Я кивнул и направился к бару. Когда вернулся, Алиса сидела на моем месте лицом к залу, газета и мой стакан переехали на другой край столика.
– У тебя сильно поредели волосы. – Алиса пригубила вино, игнорируя мою попытку чокнуться. – Не сказать, что ты обрюзг, однако не мешало бы сбросить несколько фунтов. Мало двигаешься?
– Мне это непросто. – Я показал на не замеченный ею костыль, и она, к ее чести, слегка смутилась.
– Наверное, нам стоило встретиться в баре отеля «Шелбурн». Так сказать, продолжить с того места, где остановились. Где последний раз я тебя видела. Сияющим как медный грош.
– Да? – усомнился я. – Правда?
– Именно таким.
– Ну ладно.
– И больше я тебя не видела.
Повисло молчание.
– В тот день я все-таки дошла до алтаря, – наконец проговорила Алиса. – В прошлый раз не было и этого. Можно сказать, прогресс. Надеюсь когда-нибудь добраться до медового месяца.

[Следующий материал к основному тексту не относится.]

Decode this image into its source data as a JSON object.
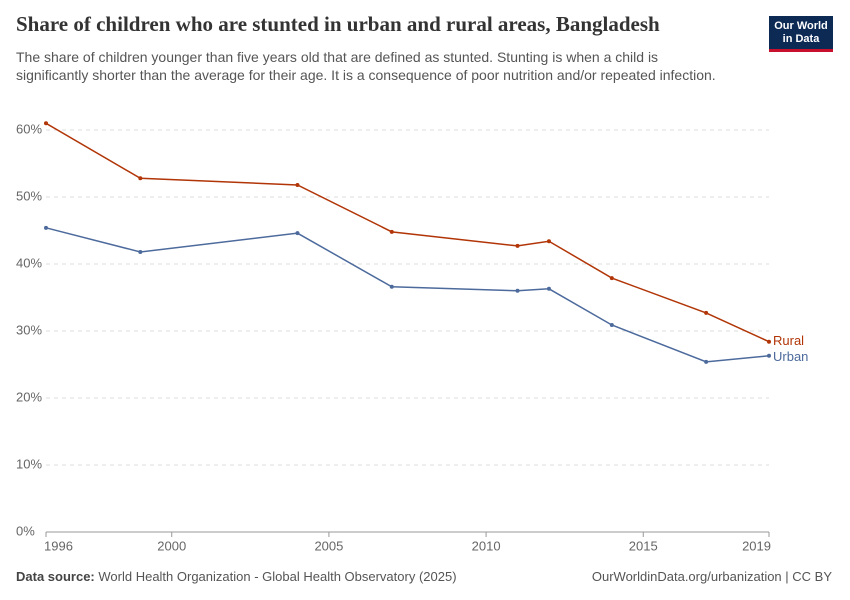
{
  "chart_data": {
    "type": "line",
    "title": "Share of children who are stunted in urban and rural areas, Bangladesh",
    "subtitle": "The share of children younger than five years old that are defined as stunted. Stunting is when a child is significantly shorter than the average for their age. It is a consequence of poor nutrition and/or repeated infection.",
    "logo": [
      "Our World",
      "in Data"
    ],
    "source_label": "Data source:",
    "source": "World Health Organization - Global Health Observatory (2025)",
    "credit": "OurWorldinData.org/urbanization | CC BY",
    "x": [
      1996,
      1999,
      2004,
      2007,
      2011,
      2012,
      2014,
      2017,
      2019
    ],
    "series": [
      {
        "name": "Rural",
        "color": "#b13507",
        "values": [
          61,
          52.8,
          51.8,
          44.8,
          42.7,
          43.4,
          37.9,
          32.7,
          28.4
        ]
      },
      {
        "name": "Urban",
        "color": "#4c6a9c",
        "values": [
          45.4,
          41.8,
          44.6,
          36.6,
          36.0,
          36.3,
          30.9,
          25.4,
          26.3
        ]
      }
    ],
    "xlim": [
      1996,
      2019
    ],
    "xticks": [
      1996,
      2000,
      2005,
      2010,
      2015,
      2019
    ],
    "ylim": [
      0,
      60
    ],
    "yticks": [
      {
        "value": 0,
        "label": "0%"
      },
      {
        "value": 10,
        "label": "10%"
      },
      {
        "value": 20,
        "label": "20%"
      },
      {
        "value": 30,
        "label": "30%"
      },
      {
        "value": 40,
        "label": "40%"
      },
      {
        "value": 50,
        "label": "50%"
      },
      {
        "value": 60,
        "label": "60%"
      }
    ],
    "grid": true
  }
}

– Не знаю, что тебе ответить. – Я прятал глаза. – Мне ужасно стыдно. Я поступил трусливо, подло и бессердечно.
– Это еще мягко сказано.
– Сейчас перед тобой другой человек. – Я тщательно подбирал слова. – Не тот, что ушел из «Шелбурна».
– Да ну? А с виду тот самый. Только подурневший. И ты не ушел, ты сбежал.
– Мне нет оправдания. И загладить мою вину перед тобой невозможно. Но, оглядываясь на прошлое, я понимаю, что жизнь вела меня к моменту, когда придется осознать, кто я такой. Да, надо было сделать это гораздо раньше и, уж конечно, не впутывать тебя в свои проблемы, но мне не хватило мужества и зрелости быть честным даже перед собой, не говоря уже о других. Однако эта жизнь моя и больше ничья. Сейчас я такой, каким меня сделал мой жизненный опыт. Я не смог бы стать другим, даже если б хотел.